It’s really just blind luck that “Feels Like,” the debut album from Nashville band Bully, comes around just as ‘90s nostalgia is hitting its peak. “Feels Like” sounds like no other album you’ll hear this year, but it also sounds like an amalgamation of almost every ‘90s band that Bully front woman Alicia Bognanno loves — the Breeders, Hole, the Replacements and the Pixies (technically ‘80s bands, but a great influence on their Clinton-era descendants).

“None of the ‘90s thing is intentional, but a bunch of bands that I really love come out of that era, so it’s gonna creep in there no matter what,” says Bognanno politely (she’s been asked about this a lot). “It’s weird that it happened that way.” What is it about ‘90s rock that resonates with people so much? “I don’t know, because I was born in 1990. But there’s a ton of great bands that came out of that era.”

Bognanno was raised in Minnesota, and with a career as a recording artist still a distant idea, moved to Tennessee to study audio engineering at Middle Tennessee State University. With one semester left she landed a life-changing internship at Electrical Audio, the Chicago studio owned by legendary, and legendarily fearsome, recording engineer Steve Albini. “Everybody was super helpful and really smart and just really nice. I went to the studio because of the tape machines and the gear. I don’t want to say ‘not because of Steve Albini,’ but not because of Steve Albini.”

Bognanno didn’t worry about Albini’s formidable reputation, because she mostly didn’t know about it. And besides, he was nice. “I wasn’t really worried about what kind of rumors had been cast around beforehand. It was an awesome experience … At the time I left I was like, hopefully one day I can be back as an engineer.”

Bognanno, who had already begun to outline the skeletal frame of what would become “Feels Like,” moved back to Tennessee after her internship to finish school and assemble a band. “I started writing more stuff for Bully and putting it all together, and it just kind of took off from there,” she says. “It was quick. It doesn’t feel as quick to me, because I’m so close with it. There was definitely months when I wasn’t sure what was going on (with the band).
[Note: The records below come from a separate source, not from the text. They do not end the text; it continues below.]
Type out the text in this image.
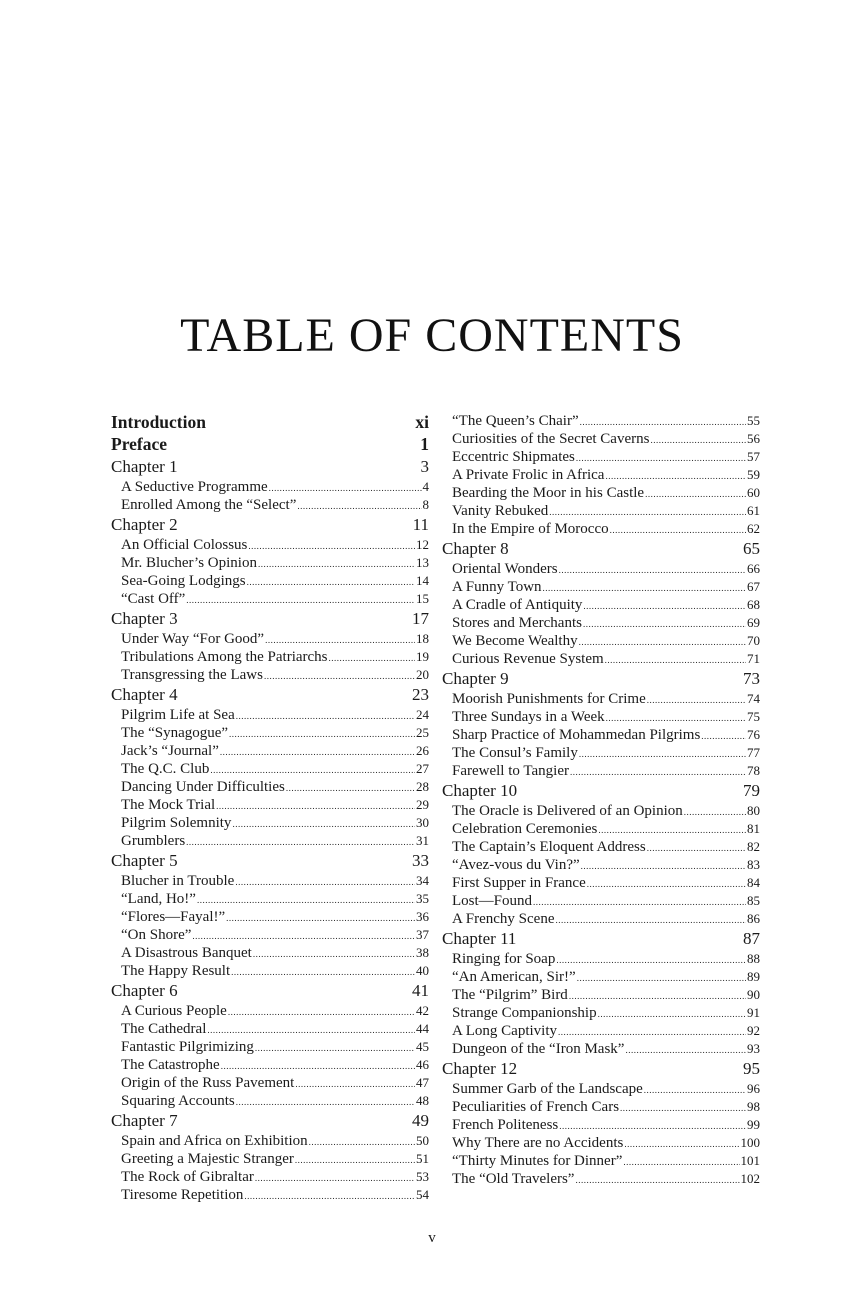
TABLE OF CONTENTS
Introduction	xi
Preface	1
Chapter 1	3
A Seductive Programme .....	4
Enrolled Among the “Select” .....	8
Chapter 2	11
An Official Colossus .....	12
Mr. Blucher’s Opinion .....	13
Sea-Going Lodgings .....	14
“Cast Off” .....	15
Chapter 3	17
Under Way “For Good” .....	18
Tribulations Among the Patriarchs .....	19
Transgressing the Laws .....	20
Chapter 4	23
Pilgrim Life at Sea .....	24
The “Synagogue” .....	25
Jack’s “Journal” .....	26
The Q.C. Club .....	27
Dancing Under Difficulties .....	28
The Mock Trial .....	29
Pilgrim Solemnity .....	30
Grumblers .....	31
Chapter 5	33
Blucher in Trouble .....	34
“Land, Ho!” .....	35
“Flores—Fayal!” .....	36
“On Shore” .....	37
A Disastrous Banquet .....	38
The Happy Result .....	40
Chapter 6	41
A Curious People .....	42
The Cathedral .....	44
Fantastic Pilgrimizing .....	45
The Catastrophe .....	46
Origin of the Russ Pavement .....	47
Squaring Accounts .....	48
Chapter 7	49
Spain and Africa on Exhibition .....	50
Greeting a Majestic Stranger .....	51
The Rock of Gibraltar .....	53
Tiresome Repetition .....	54
“The Queen’s Chair” .....	55
Curiosities of the Secret Caverns .....	56
Eccentric Shipmates .....	57
A Private Frolic in Africa .....	59
Bearding the Moor in his Castle .....	60
Vanity Rebuked .....	61
In the Empire of Morocco .....	62
Chapter 8	65
Oriental Wonders .....	66
A Funny Town .....	67
A Cradle of Antiquity .....	68
Stores and Merchants .....	69
We Become Wealthy .....	70
Curious Revenue System .....	71
Chapter 9	73
Moorish Punishments for Crime .....	74
Three Sundays in a Week .....	75
Sharp Practice of Mohammedan Pilgrims .....	76
The Consul’s Family .....	77
Farewell to Tangier .....	78
Chapter 10	79
The Oracle is Delivered of an Opinion .....	80
Celebration Ceremonies .....	81
The Captain’s Eloquent Address .....	82
“Avez-vous du Vin?” .....	83
First Supper in France .....	84
Lost—Found .....	85
A Frenchy Scene .....	86
Chapter 11	87
Ringing for Soap .....	88
“An American, Sir!” .....	89
The “Pilgrim” Bird .....	90
Strange Companionship .....	91
A Long Captivity .....	92
Dungeon of the “Iron Mask” .....	93
Chapter 12	95
Summer Garb of the Landscape .....	96
Peculiarities of French Cars .....	98
French Politeness .....	99
Why There are no Accidents .....	100
“Thirty Minutes for Dinner” .....	101
The “Old Travelers” .....	102
v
I remember ending that last tour and not knowing if we were going to tour again.”

Bully has been touring ever since, first in support of its self-titled EP, then “Feels Like,” released in June on the Sony subsidiary Startime International and recorded by Bognanno herself at Electrical Audio. “It was really awesome to be back and almost surreal, because I didn’t really think I would ever have that opportunity. But at the same time, I just really love that studio. I knew that if I would (ever) have that opportunity, that was where I would take it.”

Bognanno tries not to listen to “Feels Like” and hear its every mistake, real or imagined. “I’m a fan of natural mishaps on records. I think it sounds cool, and it brings honesty and a little bit of rawness to the recording process. There’s definitely times when I listen back to the record and I’m like, ‘Ooh, that’s (bad),’ but at the same time, I know that I tried my best.”

Sonically, “Feels Like” recalls a slightly more pristine Nirvana, with sung-screamed vocals and a melodic topcoat; lyrically, it strongly echoes the frank, conversational everygirlness of vintage Liz Phair.

“I definitely went through an ‘Exile in Guyville’ phase,” Bognanno says. Bognanno sings about drinking until she vomits, questions her sexuality, and (on the album highlight “Trying”) worries about her period being late. None of this should be a big deal, but it is, still; “Feels Like” feels novel. Bognanno estimates her audience is equally split between men and women, but “if (men) were uncomfortable and didn’t like it, I wouldn’t see it,” she admits. “There were two guys up front singing along to ‘Trying’ last night, and it was awesome.”

In the almost four months since her album’s release, Bognanno has been everywhere; touring, doing interviews, earning praise from peers like Ryan Adams, who called Bully “the best band in the world.” With a follow-up album already on the horizon, she worries more about internal pressures than external ones. “Every day that I don’t write I get stressed out about it, which is really stupid,” Bognanno says. “Sometimes when I take long breaks from writing songs, I get nervous that I’m not gonna be able to do it anymore, which is a really scary feeling, because it’s my creative outlet. If I didn’t have that, I don’t know how I would release all the energy that was inside me. I know it sounds really stupid, but I get paranoid about that.”